- Also known as: Olive Mead Green
- Born: 1875 Cambridge, Massachusetts, United States
- Died: 1946 (aged 71) Cambridge, Massachusetts, United States
- Genres: Classical music
- Occupation: Musician
- Instrument: Violin
- Spouse: Merrill Holden Green

= Olive Mead =

American violinist (1874–1946)

Olive Mead (1874–1946) was an American classical violinist. She was a successful soloist and chamber player, performing with Amy Beach, among many others. She formed her own well-regarded string-quartet, the Olive Mead Quartet (1903–1917), which featured only women. Its members were Vera Fonaroff, Gladys North, and Lillian Littlehales. She was a student of Julius Eichberg and Franz Kneisel.

== Personal history ==
She was born in Cambridge, Massachusetts and began studying the violin at the age of 7. She began studies with Eichberg and Kneisel in 1888 and made her debut at Steinert Hall in Boston at the age of 20. She married New York realty professional Merrill Holden Green, who died in 1918. She died at her home in Cambridge in 1946 at the age of 71, survived by two of her three sons.

==Professional history==
At the age of 25, she made a European tour with Franz Kneisel and his wife, during which she had the opportunity to meet Johannes Brahms.
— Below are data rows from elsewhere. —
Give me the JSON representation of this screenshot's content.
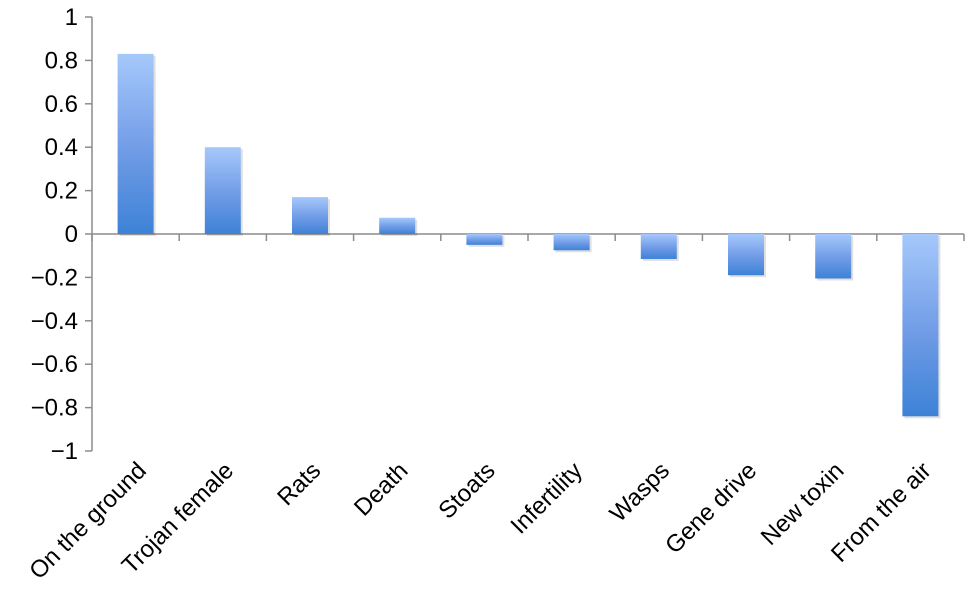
{
  "chart_data": {
    "type": "bar",
    "categories": [
      "On the ground",
      "Trojan female",
      "Rats",
      "Death",
      "Stoats",
      "Infertility",
      "Wasps",
      "Gene drive",
      "New toxin",
      "From the air"
    ],
    "values": [
      0.83,
      0.4,
      0.17,
      0.075,
      -0.05,
      -0.075,
      -0.115,
      -0.19,
      -0.205,
      -0.84
    ],
    "y_ticks": [
      "1",
      "0.8",
      "0.6",
      "0.4",
      "0.2",
      "0",
      "−0.2",
      "−0.4",
      "−0.6",
      "−0.8",
      "−1"
    ],
    "ylim": [
      -1,
      1
    ],
    "grid": false,
    "legend": "none",
    "bar_color_light": "#a6c8fb",
    "bar_color_dark": "#3d82d6"
  }
}
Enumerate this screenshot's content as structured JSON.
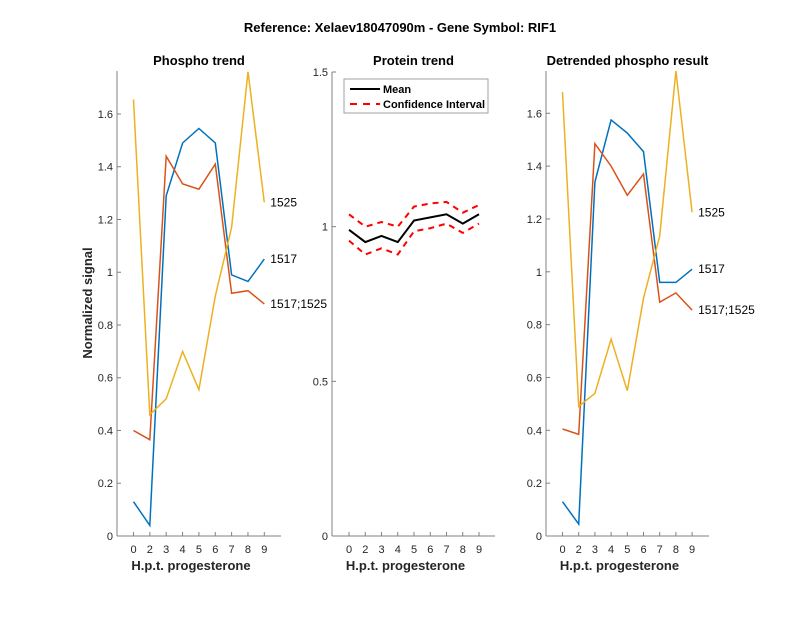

In 1898 she became a soloist for the Boston Symphony Orchestra, and in later years for the Chicago Symphony Orchestra. She also played at diplomatic receptions in London as well as gatherings hosted by Sir Lawrence Alma-Tadema. Her performance at the Salle Erard in London in June 1900 was noted as being "immensely intelligent". In 1910, the Olive Mead Quartet played a benefit for the Graduate Nurses Association at the Columbia Theater in Washington, D.C.